Ingesting data from Kafka into Mach5

This document explains how to ingest data from Kafka topics into a Mach5 Search index by configuring connections, setting up ingest pipelines, and verifying ingestion using the Mach5 UI.

Prerequisites

This document assumes that Mach5 is deployed and running successfully. Mach5 Administrative UI page looks as below. Lets assume it’s running at http://localhost:8888/

FirstPageUI

Store, store route and warehouse are created successfully. Refer to Quickstart document for help
Consider there is a Kafka topic named kafkatopic already set up having following 10 records:

@kafka-client$ kafka-console-consumer.sh --bootstrap-server kafka.kafka.svc.cluster.local:9092 --topic kafkatopic --from-beginning
{ "id": "1", "ip_address": "192.168.1.1" } 
{ "id": "2", "ip_address": ["192.168.1.2", "10.0.0.5"] } 
{ "id": "3", "ip_address": "10.0.0.1" }
{ "id": "4", "ip_address": ["10.0.0.2", "8.8.8.8"] } 
{ "id": "5", "ip_address": "172.16.0.1" }
{ "id": "6", "ip_address": ["172.16.0.2", "192.168.1.1"] } 
{ "id": "7", "ip_address": "8.8.8.8" }
{ "id": "8", "ip_address": ["8.8.4.4", "10.0.0.5"] }
{ "id": "9", "ip_address": "192.168.2.1" } 
{ "id": "10", "ip_address": ["192.168.2.2", "8.8.4.4"] }
Processed a total of 10 messages

Mach5 Index is already created with the name kafkaindex and with relevant mappings for the kafka topic.
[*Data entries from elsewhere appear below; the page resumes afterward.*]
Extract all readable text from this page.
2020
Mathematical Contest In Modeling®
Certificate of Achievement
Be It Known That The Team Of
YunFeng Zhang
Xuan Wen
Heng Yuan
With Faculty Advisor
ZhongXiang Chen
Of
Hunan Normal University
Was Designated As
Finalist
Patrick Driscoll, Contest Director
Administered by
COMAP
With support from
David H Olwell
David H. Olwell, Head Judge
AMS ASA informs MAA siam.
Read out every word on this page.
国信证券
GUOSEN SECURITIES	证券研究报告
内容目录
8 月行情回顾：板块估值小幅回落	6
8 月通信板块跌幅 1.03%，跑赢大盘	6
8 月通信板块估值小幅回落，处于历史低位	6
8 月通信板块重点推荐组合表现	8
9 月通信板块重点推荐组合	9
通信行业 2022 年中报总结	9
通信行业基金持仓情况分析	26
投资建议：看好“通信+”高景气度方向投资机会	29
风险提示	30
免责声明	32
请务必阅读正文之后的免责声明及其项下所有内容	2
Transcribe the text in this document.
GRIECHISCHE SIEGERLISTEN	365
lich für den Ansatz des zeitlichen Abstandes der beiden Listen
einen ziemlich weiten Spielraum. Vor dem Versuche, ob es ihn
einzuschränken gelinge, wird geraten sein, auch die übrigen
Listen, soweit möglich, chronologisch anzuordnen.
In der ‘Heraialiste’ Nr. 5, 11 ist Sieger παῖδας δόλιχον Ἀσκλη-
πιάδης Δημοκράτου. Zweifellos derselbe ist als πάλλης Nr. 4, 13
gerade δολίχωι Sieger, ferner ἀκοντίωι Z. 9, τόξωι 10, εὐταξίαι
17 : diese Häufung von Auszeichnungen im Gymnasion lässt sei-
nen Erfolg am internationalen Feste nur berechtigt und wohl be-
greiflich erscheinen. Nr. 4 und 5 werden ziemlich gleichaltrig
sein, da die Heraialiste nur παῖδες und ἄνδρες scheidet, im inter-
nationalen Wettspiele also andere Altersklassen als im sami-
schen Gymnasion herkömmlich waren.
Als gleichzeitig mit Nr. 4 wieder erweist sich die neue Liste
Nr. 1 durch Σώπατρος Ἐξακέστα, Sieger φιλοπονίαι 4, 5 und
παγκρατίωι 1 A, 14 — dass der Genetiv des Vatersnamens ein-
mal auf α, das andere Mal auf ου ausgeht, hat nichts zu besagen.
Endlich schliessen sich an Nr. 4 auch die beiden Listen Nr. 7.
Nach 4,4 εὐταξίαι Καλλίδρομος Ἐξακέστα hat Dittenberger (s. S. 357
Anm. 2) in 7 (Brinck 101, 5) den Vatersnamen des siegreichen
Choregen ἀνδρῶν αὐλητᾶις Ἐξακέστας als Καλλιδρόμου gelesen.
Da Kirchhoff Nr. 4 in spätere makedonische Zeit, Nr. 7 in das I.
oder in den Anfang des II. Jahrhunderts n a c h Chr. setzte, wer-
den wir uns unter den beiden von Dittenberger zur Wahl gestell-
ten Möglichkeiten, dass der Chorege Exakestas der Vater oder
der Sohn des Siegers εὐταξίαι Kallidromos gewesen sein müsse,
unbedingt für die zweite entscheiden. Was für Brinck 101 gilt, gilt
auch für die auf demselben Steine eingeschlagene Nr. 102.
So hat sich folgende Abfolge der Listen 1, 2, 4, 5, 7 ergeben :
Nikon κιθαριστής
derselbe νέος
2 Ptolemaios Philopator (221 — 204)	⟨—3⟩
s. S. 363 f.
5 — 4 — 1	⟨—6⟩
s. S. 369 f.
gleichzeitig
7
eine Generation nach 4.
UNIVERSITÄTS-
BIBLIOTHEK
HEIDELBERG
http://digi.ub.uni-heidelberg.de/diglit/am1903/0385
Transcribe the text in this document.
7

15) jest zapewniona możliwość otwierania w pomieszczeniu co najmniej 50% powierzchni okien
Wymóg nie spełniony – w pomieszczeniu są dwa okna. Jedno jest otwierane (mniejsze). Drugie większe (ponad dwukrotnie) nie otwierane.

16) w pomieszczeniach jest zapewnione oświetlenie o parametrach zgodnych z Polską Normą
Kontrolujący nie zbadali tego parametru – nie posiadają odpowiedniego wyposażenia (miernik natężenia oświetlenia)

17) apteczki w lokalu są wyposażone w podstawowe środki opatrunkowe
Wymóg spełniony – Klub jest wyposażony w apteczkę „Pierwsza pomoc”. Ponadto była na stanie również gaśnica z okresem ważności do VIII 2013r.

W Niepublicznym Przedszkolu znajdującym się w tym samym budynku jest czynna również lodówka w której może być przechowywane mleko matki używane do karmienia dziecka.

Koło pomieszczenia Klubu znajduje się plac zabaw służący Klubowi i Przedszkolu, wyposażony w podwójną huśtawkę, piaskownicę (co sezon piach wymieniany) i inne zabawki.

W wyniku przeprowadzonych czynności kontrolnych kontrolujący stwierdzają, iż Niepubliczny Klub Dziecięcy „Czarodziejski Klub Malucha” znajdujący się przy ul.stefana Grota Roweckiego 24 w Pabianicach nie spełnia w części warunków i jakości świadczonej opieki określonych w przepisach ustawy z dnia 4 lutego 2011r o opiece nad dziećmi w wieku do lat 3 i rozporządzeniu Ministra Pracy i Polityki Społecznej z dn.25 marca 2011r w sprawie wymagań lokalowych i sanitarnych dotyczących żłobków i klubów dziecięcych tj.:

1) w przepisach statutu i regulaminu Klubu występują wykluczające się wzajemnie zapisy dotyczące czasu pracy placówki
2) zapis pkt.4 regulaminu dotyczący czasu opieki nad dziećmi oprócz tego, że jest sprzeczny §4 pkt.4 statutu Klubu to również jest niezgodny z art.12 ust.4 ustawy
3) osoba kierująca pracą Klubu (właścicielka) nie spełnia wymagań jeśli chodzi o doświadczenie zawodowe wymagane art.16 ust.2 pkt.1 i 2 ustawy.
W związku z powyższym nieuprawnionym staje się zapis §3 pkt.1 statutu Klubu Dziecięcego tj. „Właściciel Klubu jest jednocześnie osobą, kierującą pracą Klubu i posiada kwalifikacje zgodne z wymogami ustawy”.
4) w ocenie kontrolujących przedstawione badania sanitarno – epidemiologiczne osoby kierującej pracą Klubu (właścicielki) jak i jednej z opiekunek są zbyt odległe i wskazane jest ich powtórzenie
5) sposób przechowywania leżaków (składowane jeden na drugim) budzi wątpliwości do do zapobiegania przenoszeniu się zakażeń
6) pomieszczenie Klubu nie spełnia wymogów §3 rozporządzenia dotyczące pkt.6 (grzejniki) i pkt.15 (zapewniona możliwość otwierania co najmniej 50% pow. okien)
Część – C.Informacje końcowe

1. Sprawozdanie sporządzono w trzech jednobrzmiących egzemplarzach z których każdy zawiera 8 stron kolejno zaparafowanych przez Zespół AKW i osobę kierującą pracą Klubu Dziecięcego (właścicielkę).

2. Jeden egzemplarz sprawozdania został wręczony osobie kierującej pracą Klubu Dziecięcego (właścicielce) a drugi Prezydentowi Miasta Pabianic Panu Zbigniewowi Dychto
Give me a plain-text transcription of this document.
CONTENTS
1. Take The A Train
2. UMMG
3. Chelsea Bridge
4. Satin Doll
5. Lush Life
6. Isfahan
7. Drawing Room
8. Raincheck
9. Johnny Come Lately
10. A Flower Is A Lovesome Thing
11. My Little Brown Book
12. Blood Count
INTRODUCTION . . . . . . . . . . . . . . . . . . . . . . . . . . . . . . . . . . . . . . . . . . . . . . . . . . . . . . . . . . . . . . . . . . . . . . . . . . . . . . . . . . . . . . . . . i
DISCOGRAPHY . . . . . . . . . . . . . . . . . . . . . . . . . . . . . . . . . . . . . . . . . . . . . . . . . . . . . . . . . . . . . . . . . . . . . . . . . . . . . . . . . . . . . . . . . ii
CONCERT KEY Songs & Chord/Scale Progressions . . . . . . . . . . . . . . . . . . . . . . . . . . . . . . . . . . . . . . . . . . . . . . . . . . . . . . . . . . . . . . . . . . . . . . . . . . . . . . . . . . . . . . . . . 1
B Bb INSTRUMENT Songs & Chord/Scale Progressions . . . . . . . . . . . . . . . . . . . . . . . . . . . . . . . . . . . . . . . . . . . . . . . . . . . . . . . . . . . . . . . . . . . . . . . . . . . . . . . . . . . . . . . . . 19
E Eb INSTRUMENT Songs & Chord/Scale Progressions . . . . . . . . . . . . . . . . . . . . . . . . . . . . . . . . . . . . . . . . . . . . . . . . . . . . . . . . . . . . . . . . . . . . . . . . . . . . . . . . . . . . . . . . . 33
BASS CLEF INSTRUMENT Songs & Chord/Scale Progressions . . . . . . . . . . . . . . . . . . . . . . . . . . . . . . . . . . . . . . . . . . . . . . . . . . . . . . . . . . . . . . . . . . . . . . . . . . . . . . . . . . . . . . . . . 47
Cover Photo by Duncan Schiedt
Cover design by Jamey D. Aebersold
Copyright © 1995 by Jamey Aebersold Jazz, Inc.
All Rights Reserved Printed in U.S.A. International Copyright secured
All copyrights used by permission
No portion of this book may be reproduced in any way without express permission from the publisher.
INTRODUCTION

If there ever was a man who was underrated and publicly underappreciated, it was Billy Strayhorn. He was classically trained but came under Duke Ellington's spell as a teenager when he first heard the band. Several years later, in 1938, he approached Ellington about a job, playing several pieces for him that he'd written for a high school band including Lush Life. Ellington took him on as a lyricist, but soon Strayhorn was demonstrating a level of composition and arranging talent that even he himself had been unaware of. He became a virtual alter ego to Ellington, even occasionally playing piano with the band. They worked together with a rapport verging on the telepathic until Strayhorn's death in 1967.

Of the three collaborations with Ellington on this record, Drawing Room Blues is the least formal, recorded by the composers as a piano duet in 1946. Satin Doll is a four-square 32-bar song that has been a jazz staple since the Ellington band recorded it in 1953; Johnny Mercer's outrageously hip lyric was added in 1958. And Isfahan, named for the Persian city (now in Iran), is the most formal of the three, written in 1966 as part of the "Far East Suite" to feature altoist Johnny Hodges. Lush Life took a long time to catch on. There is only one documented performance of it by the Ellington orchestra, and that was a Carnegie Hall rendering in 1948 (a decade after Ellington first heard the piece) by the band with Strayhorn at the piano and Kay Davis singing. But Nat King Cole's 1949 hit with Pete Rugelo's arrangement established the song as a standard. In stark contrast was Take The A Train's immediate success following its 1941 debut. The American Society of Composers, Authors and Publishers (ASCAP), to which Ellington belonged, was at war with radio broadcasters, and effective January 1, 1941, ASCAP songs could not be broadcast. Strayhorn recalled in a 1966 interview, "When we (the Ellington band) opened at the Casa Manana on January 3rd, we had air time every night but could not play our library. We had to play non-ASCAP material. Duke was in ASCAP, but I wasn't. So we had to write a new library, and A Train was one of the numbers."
If no mappings are provided, Mach5 will dynamically infer the mapping when ingesting data. Please note that some data may not get ingested if mappings are not provided.

Connections

Connection is the resource or the entity which stores the properties needed to connect or access the source where the data resides, for instance in Iceberg, Kafka or S3. It is important to note that the same connection can be used in multiple ingest pipelines

Click on Connections on the left panel of Mach5 UI

Add a new connection

Click on + icon on Connections page to create a new connection

KafkaConnectionCreation

Name: Provide a name for the connection, eg. kafka-conn
ConnectionType: There are 3 options in dropdown: AwsS3, Iceberg, Kafka. Choose Kafka
Bootstrap Servers: Specify the bootstrap server details. Eg: kafka.kafka.svc.cluster.local:9092
Authentication: Keep it as default - None. Other option is AWS_MSK_IAM
- Enable Protocol SSL: Leave it deselected to use Kafka without SSL
- Enable Verify Certificate: Leave it deselected
Test: Click on the Test button to verify connectivity to Kafka
Click on Save

KafkaConnectionTest

Verify new connection

Verify that the new connection is created in the Connections page

KafkaConnectionDetails

Ingest Pipelines

Mach5 Search ingest pipelines allow you to process and ingest documents from various different sources like Iceberg, Kafka. S3 bucket, etc. This is useful for transforming, enriching, or modifying data at ingestion time. To access the source data, ingest pipeline needs the specific connection to source data. For example if we are creating an ingest pipeline to index data from Kafka topic as data source, then you need a connection of type Kafka

Click on Ingest Pipelines on the left panel of Mach5 UI

Add an ingest pipeline

Click on + icon on Ingest Pipelines page to create a new ingest pipeline

IngestPipelineCreation1

Name: Provide name of the ingest pipeline, eg. kafka-ip
Index: Specify name of the Mach5 index eg. kafkaindex. Please note that the index must be created in Mach5 prior to configuring the ingest pipeline
Transform Type: Select options between None or Javascript. This helps to transform data before ingestion. If Javascript is selected, specify the script details in the given box
Connection Name: Select the Kafka connection name that was created earlier

IngestPipelineCreation2

Ingest Pipeline Type: Options are S3, Iceberg, Kafka. Select Kafka
Topic: Specify the Kafka topic from which data needs to be ingested. Eg. kafkatopic
Start Offset: Options are Earliest, Latest. Keep default as Earliest. Earliest means from the beginning of the topic. Latest means whatever data comes in the topic after the pipeline is setup
Group Id: Specify the group Id, eg. gidkafka. The group id is the unique identifier for a Kafka consumer group
Offsets Per Batch: Default is 16384. Specify the offset as needed, otherwise keep as default
Advanced: Leave the advanced section as default, Operation Mode being Append/Upsert
Enabled: Select this checkbox to Enable the Ingest Pipeline
Click on Save
Once the ingest pipeline is created, records will start getting reflected in the Mach5 index corresponding to the Kafka topic.

Verify an ingest pipeline

In Ingest Pipelines page verify if the ingestion pipeline is created properly

IngestPipelineDetails

Once the kafka-ip ingestion pipeline is successfully created, records from Kafka in kafkatopic are ingested into Mach5 index kafkaindex. As and when new data comes to the Kafka topic, it will get added into the Mach5 index

Verify data ingestion

Using Mach5 Dashboards - Dev Tools verify that the data from Kafka is ingested into Mach5

Execute a count query on the Mach5 index to verify the number of ingested records. As expected, the count is 10 records. This is what was ingested into kafkatopic, refer to Prerequisites

DevToolsCount

Execute a search query on the Mach5 index to verify the ingested records.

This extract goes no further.